Den Rest des Tages war ich hauptsächlich in Gedanken versunken. Ich wusste nicht, wie es jetzt mit Harry weitergehen würde. Niemals hätte ich gedacht, dass ich mich eines Tages heimlich mit jemandem treffen würde, nur weil zwischen uns eine sonderbare physische Anziehungskraft herrschte. Wenigstens war dieser jemand jetzt nicht mehr in einer Beziehung, was das ganze trotzdem nicht viel besser machte. 

Allerdings wurde mein Schlafrythmus so langsam wieder einigermaßen normal. Ich konnte mich am nächsten Morgen nicht an mögliche Träume erinnern, was schon einmal gegen einen Albtraum sprach. Sonderlich motiviert war ich trotzdem nicht. Schon nach nur einem Tag wünschte ich mir wieder Wochenende. Entsprechend lange brauchte ich auch um mich fertig zu machen, sodass ich dieses Mal direkt zum Hörsaal ging. Niall war bereits da, Zayn und Harry konnte ich jedoch beide nicht entdecken. Erst zeitgleich mit Mr. Parker betrat Harry den Raum. Anstatt sich wie immer weit nach hinten zu setzen, kam er wie schon einmal zu Niall und mir nach vorne und setzte sich neben mich. Etwas irritiert sah ich ihn von der Seite an. "Was?", fragte er mit hochgezogenen Augenbrauen. "Gar nichts", murmelte ich kopfschüttelnd und sah wieder nach vorne. 
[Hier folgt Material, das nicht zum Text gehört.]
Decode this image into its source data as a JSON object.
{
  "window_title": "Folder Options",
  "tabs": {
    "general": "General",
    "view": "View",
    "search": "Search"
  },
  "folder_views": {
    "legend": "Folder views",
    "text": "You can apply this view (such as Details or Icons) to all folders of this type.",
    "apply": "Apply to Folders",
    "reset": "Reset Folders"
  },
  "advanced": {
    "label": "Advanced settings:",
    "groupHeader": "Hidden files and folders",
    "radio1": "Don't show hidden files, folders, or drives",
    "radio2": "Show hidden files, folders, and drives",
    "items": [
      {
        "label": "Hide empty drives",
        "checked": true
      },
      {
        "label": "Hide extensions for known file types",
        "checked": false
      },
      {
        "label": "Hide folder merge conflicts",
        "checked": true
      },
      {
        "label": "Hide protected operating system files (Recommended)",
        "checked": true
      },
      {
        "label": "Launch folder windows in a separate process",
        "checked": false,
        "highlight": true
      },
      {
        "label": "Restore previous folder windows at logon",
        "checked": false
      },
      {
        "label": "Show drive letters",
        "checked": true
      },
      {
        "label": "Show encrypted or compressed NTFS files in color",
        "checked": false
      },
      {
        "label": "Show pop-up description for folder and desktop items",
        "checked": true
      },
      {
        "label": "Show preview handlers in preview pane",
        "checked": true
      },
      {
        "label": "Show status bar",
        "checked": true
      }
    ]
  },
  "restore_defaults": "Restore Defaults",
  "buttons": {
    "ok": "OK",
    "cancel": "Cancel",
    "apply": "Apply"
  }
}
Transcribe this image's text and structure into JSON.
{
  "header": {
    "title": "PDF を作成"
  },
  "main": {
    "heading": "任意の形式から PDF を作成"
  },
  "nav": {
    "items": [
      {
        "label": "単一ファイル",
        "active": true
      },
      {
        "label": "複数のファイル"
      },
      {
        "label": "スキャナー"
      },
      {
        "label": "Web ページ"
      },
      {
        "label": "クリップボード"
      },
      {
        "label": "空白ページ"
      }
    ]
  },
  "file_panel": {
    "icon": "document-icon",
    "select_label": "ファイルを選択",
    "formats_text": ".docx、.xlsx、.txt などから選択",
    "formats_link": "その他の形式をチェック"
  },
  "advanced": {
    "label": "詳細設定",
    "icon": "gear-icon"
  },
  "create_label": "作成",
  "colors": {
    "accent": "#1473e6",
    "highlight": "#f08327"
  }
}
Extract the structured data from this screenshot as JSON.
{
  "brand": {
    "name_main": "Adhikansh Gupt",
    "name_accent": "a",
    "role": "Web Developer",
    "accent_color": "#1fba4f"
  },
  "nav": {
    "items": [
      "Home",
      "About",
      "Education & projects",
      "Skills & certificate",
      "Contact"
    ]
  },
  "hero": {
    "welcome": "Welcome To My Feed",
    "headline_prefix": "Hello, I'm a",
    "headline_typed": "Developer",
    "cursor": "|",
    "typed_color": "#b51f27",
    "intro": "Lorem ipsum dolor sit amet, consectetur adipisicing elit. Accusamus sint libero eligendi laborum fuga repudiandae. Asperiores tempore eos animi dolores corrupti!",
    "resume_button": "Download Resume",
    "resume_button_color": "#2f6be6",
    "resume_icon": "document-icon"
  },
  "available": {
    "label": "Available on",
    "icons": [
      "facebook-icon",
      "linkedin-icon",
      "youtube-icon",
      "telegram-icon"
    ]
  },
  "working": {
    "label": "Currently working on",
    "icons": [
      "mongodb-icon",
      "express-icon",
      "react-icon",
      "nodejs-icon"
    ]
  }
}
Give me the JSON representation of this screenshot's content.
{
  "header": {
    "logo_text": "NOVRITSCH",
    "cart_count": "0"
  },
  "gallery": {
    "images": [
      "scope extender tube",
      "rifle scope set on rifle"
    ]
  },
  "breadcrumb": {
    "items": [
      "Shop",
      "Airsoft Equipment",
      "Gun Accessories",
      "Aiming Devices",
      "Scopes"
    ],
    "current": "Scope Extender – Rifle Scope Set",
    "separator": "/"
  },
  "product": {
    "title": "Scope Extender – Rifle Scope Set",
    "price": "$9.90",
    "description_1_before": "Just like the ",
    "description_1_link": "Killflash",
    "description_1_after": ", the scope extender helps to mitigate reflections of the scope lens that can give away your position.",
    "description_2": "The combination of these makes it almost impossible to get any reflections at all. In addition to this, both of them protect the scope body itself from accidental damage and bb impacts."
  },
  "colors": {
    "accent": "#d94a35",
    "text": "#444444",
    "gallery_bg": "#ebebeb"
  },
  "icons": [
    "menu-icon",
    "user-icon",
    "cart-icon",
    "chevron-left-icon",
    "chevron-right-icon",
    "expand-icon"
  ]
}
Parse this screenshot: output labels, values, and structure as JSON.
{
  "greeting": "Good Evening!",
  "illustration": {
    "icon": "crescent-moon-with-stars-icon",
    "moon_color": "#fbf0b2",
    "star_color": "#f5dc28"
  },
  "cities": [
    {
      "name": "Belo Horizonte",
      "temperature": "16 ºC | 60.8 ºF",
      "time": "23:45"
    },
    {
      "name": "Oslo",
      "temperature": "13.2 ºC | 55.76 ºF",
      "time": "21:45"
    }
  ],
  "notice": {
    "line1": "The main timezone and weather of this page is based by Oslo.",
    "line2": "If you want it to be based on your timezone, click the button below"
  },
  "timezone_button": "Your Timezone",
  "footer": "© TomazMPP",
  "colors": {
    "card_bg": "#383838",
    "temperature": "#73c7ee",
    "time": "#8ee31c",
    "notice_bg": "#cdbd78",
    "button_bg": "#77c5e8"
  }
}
"So. Wie bereits angekündigt beginnen Sie bitte so bald wie möglich mit ihrem neuen Projekt. Sollten Sie dies in Partnerarbeit tun, tragen Sie sich bitte am Ende der Stunde in diese Liste ein." Er hielt einen leeren Zettel hoch und legte ihn anschließend auf seinen Tisch. "Und, kommt das Dreamteam 'Harry und Eliza' wieder zum Einsatz?", fragte Harry mich auf einmal. Bevor ich etwas erwidern konnte, beugte Niall sich nach vorne, um an mir vorbei Harry ansehen zu können. "Ehrlich gesagt, arbeitet Lizzy schon mit mir zusammen." Harrys Augen verengten sich, während er zwischen mir und Niall hin und her sah. "Tut sie das?" Niall nickte. "Allerdings." Etwas hilflos verfolgte ich das Gespräch der beiden. "Wie wäre es, wenn wir Eliza entscheiden lassen, mit wem sie lieber zusammen arbeiten möchte?", schlug Harry vor. Ganz schlechte Idee. Jetzt sahen mich beide fragend an. "Ehm... naja. Eigentlich hab ich das schon gestern mit Niall besprochen..." Niall grinste triumphierend. Harry verdrehte nur die Augen und drehte sich nach vorne. 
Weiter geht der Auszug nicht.